Writing in the New York Times, Dan Savage
makes an excellent point: since many of our current culture-war battles center on whether or not judges and SCOTUS nominees agree that the Constitution implies a right to privacy, why aren't we seizing the initiative here? Why aren't Democrats proposing and pushing a Constitutional Amendment guaranteeing an explicit (no pun intended) right to privacy? Shouldn't this be a screamingly obvious move?
Savage says:
Problematically, however, a right to privacy is not explicitly mentioned in the Constitution. The majority in Griswold held that it was among the unenumerated rights implied by the Constitution's "penumbras" (which sound like something a sodomy law might keep you away from). The Griswold case didn't settle the matter, and the right to privacy quickly became the Tinkerbell of constitutional rights: clap your hands if you believe.
Liberals clap. We love the right to privacy because we believe adults should have access to birth control, abortion services and pornography as well as the right to engage in gay sex. Social conservatives hate the right to privacy for the very same reason, as they seek to regulate private behaviors from access to birth control to masturbation. (Think I'm kidding about masturbation? In Justice Antonin Scalia's dissent in Lawrence v. Texas, he wrote that the majority's decision called into question the legality of state laws against "masturbation, adultery, fornication.")
And now our SCOTUS nomination fights involve a frustrating game of trying to flush out where nominees stand on the issue - a question they're unlikely to answer directly.
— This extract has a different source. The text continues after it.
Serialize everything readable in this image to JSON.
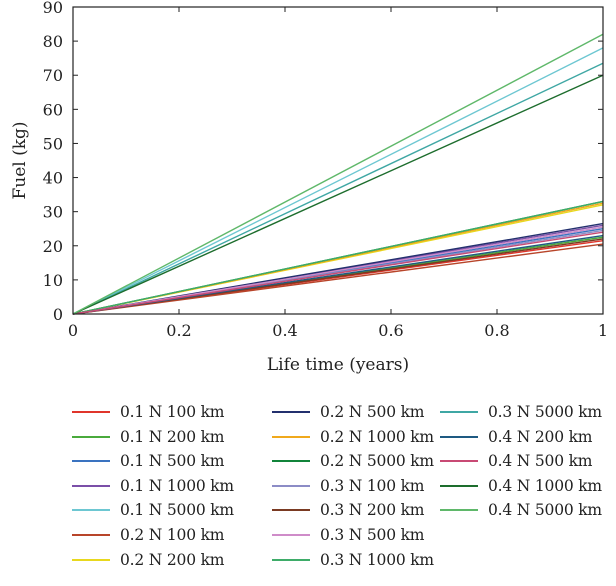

The fact is that this is an enormous potential wedge issue. For the right, it is a litmus test: the only acceptable judicial nominees are those who deny the right to privacy, because much of the social right's agenda depends on there being no such guarantee. Yet, for ordinary Americans, the issue is a no-brainer. Of course we should have a right to privacy! Most Americans probably already believe that the Constitution already does make a specific guarantee to such a right. As Savage says:
Well, if the right to privacy is so difficult for some people to locate in the Constitution, why don't we just stick it in there? Wouldn't that make it easier to find?
If the Republicans can propose a constitutional amendment banning gay marriage, why can't the Democrats propose a right to privacy amendment? Making this implicit right explicit would forever end the debate about whether there is a right to privacy. And the debate over the bill would force Republicans who opposed it to explain why they don't think Americans deserve a right to privacy - which would alienate not only moderates, but also those libertarian, small-government conservatives who survive only in isolated pockets on the Eastern Seaboard and the American West.
Can you imagine the chaos among Republicans if we force them to react to a Right to Privacy Amendment? It would be a disaster for the GOP: Republican politicans would be forced to walk the line between offending their base and alienating the vast majority of the American public. And on this issue, there is no such line to walk.
Even more than stem-cell research, a Right to Privacy Amendment would seem to have the potential to act as a devastating wedge against the right - not to mention the fact that it would make Americans more secure, and, as we are supposed to be, free from undue government intervention in our private lives.
My only question is, what would such an Amendment look like? How would it be worded? What do our DKos legal minds say?